Bhushan gained as much as 7.5 percent and was 3.9 percent higher at 84.25 rupees at 9:48 a.m. in Mumbai. Lenders led by State Bank of India and Punjab National Bank are discussing extending the tenor of about 200 billion rupees of Bhushan’s local-currency term loans to around 25 years, from an average eight years, three people said, asking not to be identified as the information is private.
The Indian steel industry has been battling record imports that have eaten into their market share, forcing them to cut prices. The Bhushan creditors may ask for a claim over Managing Director Neeraj Singal’s stake in the company and restrict dividend payments, the people said.

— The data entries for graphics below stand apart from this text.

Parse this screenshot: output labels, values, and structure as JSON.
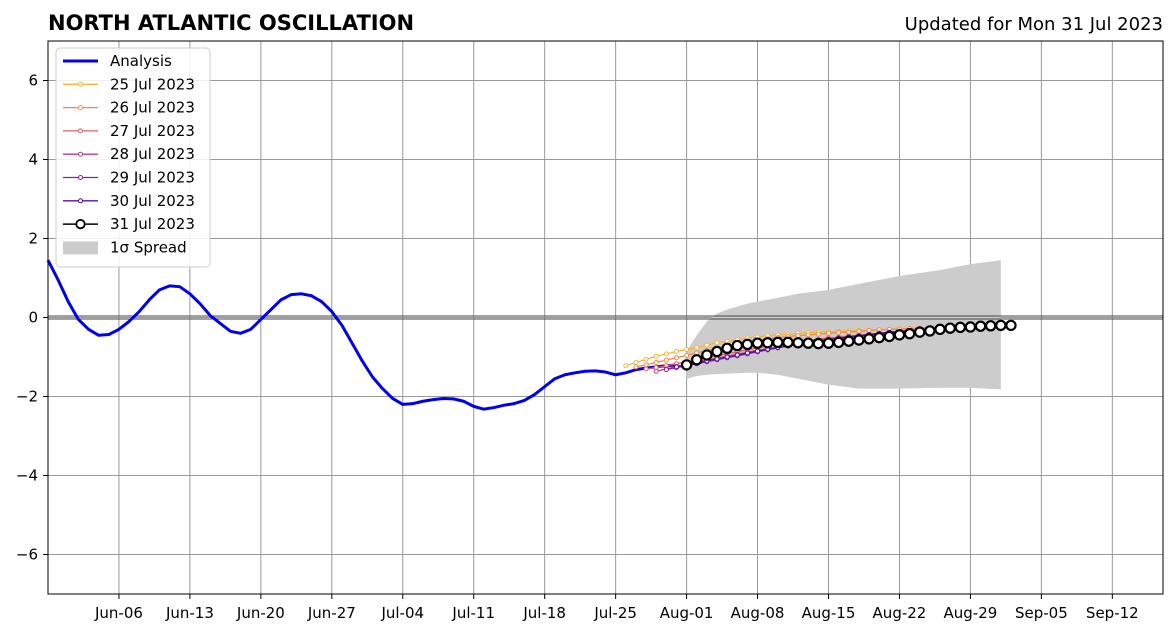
{
  "chart_data": {
    "type": "line",
    "title": "NORTH ATLANTIC OSCILLATION",
    "subtitle": "Updated for Mon 31 Jul 2023",
    "xlabel": "",
    "ylabel": "",
    "xlim": [
      "2023-05-30",
      "2023-09-17"
    ],
    "ylim": [
      -7,
      7
    ],
    "x_ticks": [
      "Jun-06",
      "Jun-13",
      "Jun-20",
      "Jun-27",
      "Jul-04",
      "Jul-11",
      "Jul-18",
      "Jul-25",
      "Aug-01",
      "Aug-08",
      "Aug-15",
      "Aug-22",
      "Aug-29",
      "Sep-05",
      "Sep-12"
    ],
    "x_tick_dates": [
      "2023-06-06",
      "2023-06-13",
      "2023-06-20",
      "2023-06-27",
      "2023-07-04",
      "2023-07-11",
      "2023-07-18",
      "2023-07-25",
      "2023-08-01",
      "2023-08-08",
      "2023-08-15",
      "2023-08-22",
      "2023-08-29",
      "2023-09-05",
      "2023-09-12"
    ],
    "y_ticks": [
      -6,
      -4,
      -2,
      0,
      2,
      4,
      6
    ],
    "y_tick_labels": [
      "−6",
      "−4",
      "−2",
      "0",
      "2",
      "4",
      "6"
    ],
    "grid": true,
    "legend_position": "upper-left",
    "colors": {
      "analysis": "#0000ee",
      "spread": "#cccccc",
      "jul25": "#f9b53a",
      "jul26": "#f08a48",
      "jul27": "#d9606a",
      "jul28": "#bb3c8a",
      "jul29": "#8f1fa0",
      "jul30": "#5a1199",
      "jul31": "#000000"
    },
    "legend": [
      {
        "label": "Analysis",
        "key": "analysis",
        "style": "thick-line"
      },
      {
        "label": "25 Jul 2023",
        "key": "jul25",
        "style": "small-marker-line"
      },
      {
        "label": "26 Jul 2023",
        "key": "jul26",
        "style": "small-marker-line"
      },
      {
        "label": "27 Jul 2023",
        "key": "jul27",
        "style": "small-marker-line"
      },
      {
        "label": "28 Jul 2023",
        "key": "jul28",
        "style": "small-marker-line"
      },
      {
        "label": "29 Jul 2023",
        "key": "jul29",
        "style": "small-marker-line"
      },
      {
        "label": "30 Jul 2023",
        "key": "jul30",
        "style": "small-marker-line"
      },
      {
        "label": "31 Jul 2023",
        "key": "jul31",
        "style": "open-circle-line"
      },
      {
        "label": "1σ Spread",
        "key": "spread",
        "style": "patch"
      }
    ],
    "analysis": {
      "name": "Analysis",
      "x": [
        "2023-05-30",
        "2023-05-31",
        "2023-06-01",
        "2023-06-02",
        "2023-06-03",
        "2023-06-04",
        "2023-06-05",
        "2023-06-06",
        "2023-06-07",
        "2023-06-08",
        "2023-06-09",
        "2023-06-10",
        "2023-06-11",
        "2023-06-12",
        "2023-06-13",
        "2023-06-14",
        "2023-06-15",
        "2023-06-16",
        "2023-06-17",
        "2023-06-18",
        "2023-06-19",
        "2023-06-20",
        "2023-06-21",
        "2023-06-22",
        "2023-06-23",
        "2023-06-24",
        "2023-06-25",
        "2023-06-26",
        "2023-06-27",
        "2023-06-28",
        "2023-06-29",
        "2023-06-30",
        "2023-07-01",
        "2023-07-02",
        "2023-07-03",
        "2023-07-04",
        "2023-07-05",
        "2023-07-06",
        "2023-07-07",
        "2023-07-08",
        "2023-07-09",
        "2023-07-10",
        "2023-07-11",
        "2023-07-12",
        "2023-07-13",
        "2023-07-14",
        "2023-07-15",
        "2023-07-16",
        "2023-07-17",
        "2023-07-18",
        "2023-07-19",
        "2023-07-20",
        "2023-07-21",
        "2023-07-22",
        "2023-07-23",
        "2023-07-24",
        "2023-07-25",
        "2023-07-26",
        "2023-07-27",
        "2023-07-28",
        "2023-07-29",
        "2023-07-30",
        "2023-07-31"
      ],
      "y": [
        1.45,
        0.95,
        0.4,
        -0.05,
        -0.3,
        -0.45,
        -0.43,
        -0.3,
        -0.1,
        0.15,
        0.45,
        0.7,
        0.8,
        0.78,
        0.6,
        0.35,
        0.05,
        -0.15,
        -0.35,
        -0.4,
        -0.3,
        -0.05,
        0.2,
        0.45,
        0.58,
        0.6,
        0.55,
        0.4,
        0.15,
        -0.2,
        -0.65,
        -1.1,
        -1.5,
        -1.8,
        -2.05,
        -2.2,
        -2.18,
        -2.12,
        -2.08,
        -2.05,
        -2.06,
        -2.12,
        -2.25,
        -2.32,
        -2.28,
        -2.22,
        -2.18,
        -2.1,
        -1.95,
        -1.75,
        -1.55,
        -1.45,
        -1.4,
        -1.36,
        -1.35,
        -1.38,
        -1.45,
        -1.4,
        -1.32,
        -1.28,
        -1.25,
        -1.22,
        -1.2
      ]
    },
    "spread": {
      "name": "1σ Spread",
      "x": [
        "2023-08-01",
        "2023-08-02",
        "2023-08-03",
        "2023-08-04",
        "2023-08-05",
        "2023-08-06",
        "2023-08-07",
        "2023-08-08",
        "2023-08-10",
        "2023-08-12",
        "2023-08-15",
        "2023-08-18",
        "2023-08-22",
        "2023-08-26",
        "2023-08-29",
        "2023-09-01"
      ],
      "upper": [
        -0.85,
        -0.45,
        -0.1,
        0.1,
        0.2,
        0.28,
        0.35,
        0.4,
        0.5,
        0.6,
        0.7,
        0.85,
        1.05,
        1.2,
        1.35,
        1.45
      ],
      "lower": [
        -1.55,
        -1.48,
        -1.45,
        -1.43,
        -1.42,
        -1.41,
        -1.4,
        -1.4,
        -1.45,
        -1.55,
        -1.7,
        -1.8,
        -1.8,
        -1.78,
        -1.78,
        -1.82
      ]
    },
    "forecasts": [
      {
        "name": "25 Jul 2023",
        "key": "jul25",
        "start": "2023-07-26",
        "y": [
          -1.22,
          -1.14,
          -1.06,
          -0.98,
          -0.92,
          -0.86,
          -0.81,
          -0.76,
          -0.7,
          -0.64,
          -0.6,
          -0.56,
          -0.52,
          -0.49,
          -0.46,
          -0.44,
          -0.42,
          -0.4,
          -0.38,
          -0.37,
          -0.36,
          -0.35,
          -0.34,
          -0.33,
          -0.32,
          -0.31,
          -0.3,
          -0.29,
          -0.28,
          -0.27,
          -0.26,
          -0.25,
          -0.24
        ]
      },
      {
        "name": "26 Jul 2023",
        "key": "jul26",
        "start": "2023-07-27",
        "y": [
          -1.25,
          -1.2,
          -1.14,
          -1.08,
          -1.02,
          -0.96,
          -0.9,
          -0.84,
          -0.78,
          -0.72,
          -0.67,
          -0.62,
          -0.58,
          -0.54,
          -0.51,
          -0.48,
          -0.46,
          -0.44,
          -0.42,
          -0.4,
          -0.38,
          -0.37,
          -0.35,
          -0.33,
          -0.31,
          -0.3,
          -0.29,
          -0.28,
          -0.27,
          -0.26,
          -0.25,
          -0.24
        ]
      },
      {
        "name": "27 Jul 2023",
        "key": "jul27",
        "start": "2023-07-28",
        "y": [
          -1.3,
          -1.27,
          -1.22,
          -1.17,
          -1.12,
          -1.07,
          -1.02,
          -0.97,
          -0.92,
          -0.87,
          -0.82,
          -0.77,
          -0.72,
          -0.68,
          -0.64,
          -0.61,
          -0.58,
          -0.55,
          -0.52,
          -0.5,
          -0.47,
          -0.45,
          -0.42,
          -0.4,
          -0.38,
          -0.35,
          -0.33,
          -0.31,
          -0.29,
          -0.27,
          -0.25
        ]
      },
      {
        "name": "28 Jul 2023",
        "key": "jul28",
        "start": "2023-07-29",
        "y": [
          -1.36,
          -1.3,
          -1.24,
          -1.18,
          -1.13,
          -1.08,
          -1.03,
          -0.98,
          -0.93,
          -0.88,
          -0.83,
          -0.79,
          -0.75,
          -0.7,
          -0.66,
          -0.62,
          -0.58,
          -0.55,
          -0.52,
          -0.49,
          -0.46,
          -0.43,
          -0.4,
          -0.38,
          -0.35,
          -0.33,
          -0.31,
          -0.29,
          -0.27,
          -0.25
        ]
      },
      {
        "name": "29 Jul 2023",
        "key": "jul29",
        "start": "2023-07-30",
        "y": [
          -1.32,
          -1.27,
          -1.22,
          -1.17,
          -1.12,
          -1.07,
          -1.02,
          -0.97,
          -0.92,
          -0.87,
          -0.82,
          -0.77,
          -0.72,
          -0.68,
          -0.64,
          -0.6,
          -0.56,
          -0.52,
          -0.49,
          -0.46,
          -0.43,
          -0.4,
          -0.37,
          -0.35,
          -0.33,
          -0.31,
          -0.29,
          -0.27,
          -0.25
        ]
      },
      {
        "name": "30 Jul 2023",
        "key": "jul30",
        "start": "2023-07-31",
        "y": [
          -1.25,
          -1.2,
          -1.15,
          -1.1,
          -1.05,
          -1.0,
          -0.95,
          -0.9,
          -0.85,
          -0.8,
          -0.76,
          -0.72,
          -0.68,
          -0.64,
          -0.6,
          -0.56,
          -0.53,
          -0.5,
          -0.47,
          -0.44,
          -0.41,
          -0.38,
          -0.36,
          -0.34,
          -0.32,
          -0.3,
          -0.28,
          -0.26
        ]
      },
      {
        "name": "31 Jul 2023",
        "key": "jul31",
        "start": "2023-08-01",
        "y": [
          -1.2,
          -1.07,
          -0.95,
          -0.86,
          -0.78,
          -0.71,
          -0.68,
          -0.65,
          -0.64,
          -0.63,
          -0.63,
          -0.64,
          -0.65,
          -0.66,
          -0.65,
          -0.63,
          -0.6,
          -0.57,
          -0.54,
          -0.51,
          -0.48,
          -0.44,
          -0.41,
          -0.37,
          -0.34,
          -0.3,
          -0.27,
          -0.25,
          -0.24,
          -0.22,
          -0.21,
          -0.2,
          -0.2
        ]
      }
    ]
  }
}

“If they get this loan issue sorted, then it will be like a monkey off their back,” Giriraj Daga, a portfolio manager at SKS Capital & Research Pvt. in Mumbai, said by phone Wednesday. “This has been a nagging issue and now they can focus on their core area of making steel.”
Total debt at Bhushan, which said last month it’s “constantly facing stress in cash flow,” more than doubled to 345 billion rupees in the four years through Sept. 30, data compiled by Bloomberg show. The plan from the group of Bhushan creditors, referred to as a joint lenders’ forum, involves changing the terms of the company’s rupee term loans as well as export credit agency-backed credit, according to the people.
The tenor of the debt would be extended under central bank rules for “flexible structuring” of loans to infrastructure and industrial companies, a program known locally as the “5:25 scheme.” The banks are still discussing the plan and details of the restructuring could change, the people said.
Singal and his family have a 63 percent stake in the company, according to exchange filings. Bhushan Finance Director Nittin Johari didn’t answer three calls to his mobile phone seeking comment, while Singal couldn’t be reached on his office phone and didn’t reply to an e-mail seeking comment. Representatives for State Bank of India and Punjab National Bank didn’t immediately respond to requests for comment.
The banks plan to encourage Bhushan to free up funds by entering more sale and leaseback agreements for assets such as power plants, three of the people said. Last month, the steel producer said it entered a similar agreement for its Oxygen plant in the eastern state of Odisha to improve cash flow.
Bhushan is in the final phase of a $3.2 billion plan to boost its capacity and produce high-value steel products, according to a July presentation on its website. The company’s existing creditors are in the process of extending about 70 billion rupees of new loans to complete the expansion, the people said.
The Reserve Bank of India last year outlined a framework for the formation of a joint lenders’ forum to help banks recognize cases of financial distress earlier and take faster action to restructure a company’s borrowings.
India’s Central Bureau of Investigation said in August it opened a case into Bhushan’s Singal on suspicions of bribery. The federal law-enforcement agency has accused Singal of paying a 5 million-rupee bribe to seek favors from an official of state-owned Syndicate Bank after Bhushan allegedly defaulted on a loan repayment, according to an Aug. 6 court order.
The CBI hasn’t yet filed charges against Singal, who was arrested in August and released on bail the next month, according to exchange filings. Singal and Bhushan deny the allegations, Singal’s lawyer Ranjana Roy Gawai said by phone Tuesday from New Delhi.